Standing there, watching in disbelief, I saw the South Tower fall. And just before I left for work, I saw the North Tower fall as well.
Ten years later as I see the video footage of that day, I am brought back to my basement apartment in Colorado. Standing in my towel, wet hair dripping on the carpet, watching an unfathomably horrible tragedy play out on my television screen.
Today I pray for peace for the victims and their families - on this anniversary and every day. I pray for the people of the United States of America, that this anniversary might remind us all of our interconnectedness - that we might all be encouraged to reach out to our fellow human beings, just as we did in the days following the attacks, rather than focusing on our differences.
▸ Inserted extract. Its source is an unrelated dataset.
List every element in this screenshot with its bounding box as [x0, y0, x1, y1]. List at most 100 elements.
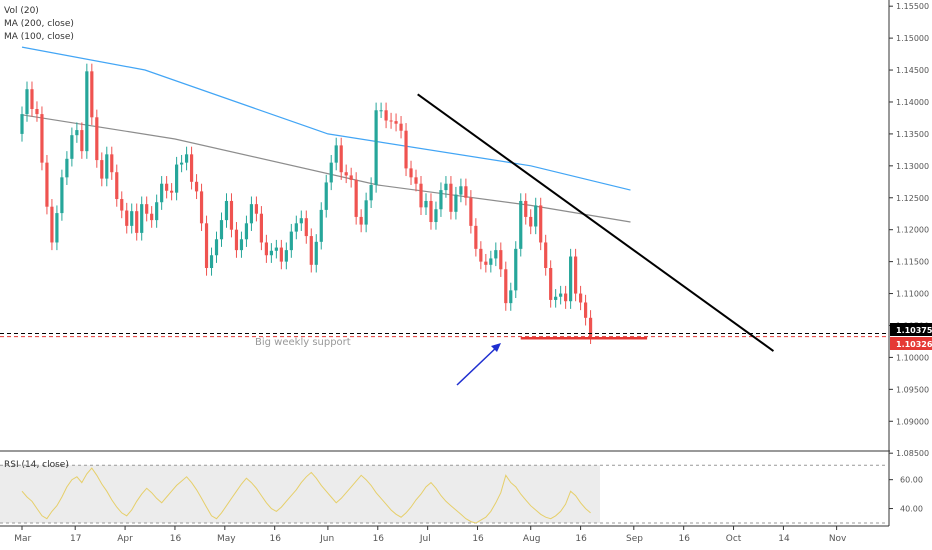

I came across this today. It is a letter written by Ian Adelman to his friends and family the afternoon of September 11, 2001.
"On one hand, it is amazing to see people looking out for one another as everything appears to fall apart around them, but it is deeply saddening to think that it takes this kind of catastrophe to get people to overlook petty concerns and just be kind to those around them. The saddest thing is that while we'll all remember the physical event-- most of us won't be able to remember the way we felt. If only people could hang on to that feeling of common ground with nearby strangers that such a disaster instills. If we could somehow keep that in our emotional memory, we'd be better equipped to move forward--whether in the context of a local community, a nation, or a planet."
And because I am never one to miss an opportunity to reference The West Wing, here are some incredibly poignant words spoken by President Bartlet, regarding an attack on a college campus:
"We did not seek nor did we provoke an assault on our freedom and our way of life. We did not expect nor did we invite a confrontation with evil. Yet the true measure of a people's strength is how they rise to master that moment when it does arrive. 44 people were killed a couple of hours ago at Kennison State University. Three swimmers from the men's team were killed and two others are in critical condition. When, after having heard the explosion from their practice facility, they ran into the fire to help get people out. Ran *in* to the fire. The streets of heaven are too crowded with angels tonight. They're our students and our teachers and our parents and our friends. The streets of heaven are too crowded with angels, but every time we think we have measured our capacity to meet a challenge, we look up and we're reminded that that capacity may well be limitless. This is a time for American heroes. We will do what is hard. We will achieve what is great. This is a time for American heroes and we reach for the stars. God bless their memory, God bless you and God bless the United States of America. Thank you."
God bless the memory of all those lost on 9/11. And God bless the United States of America.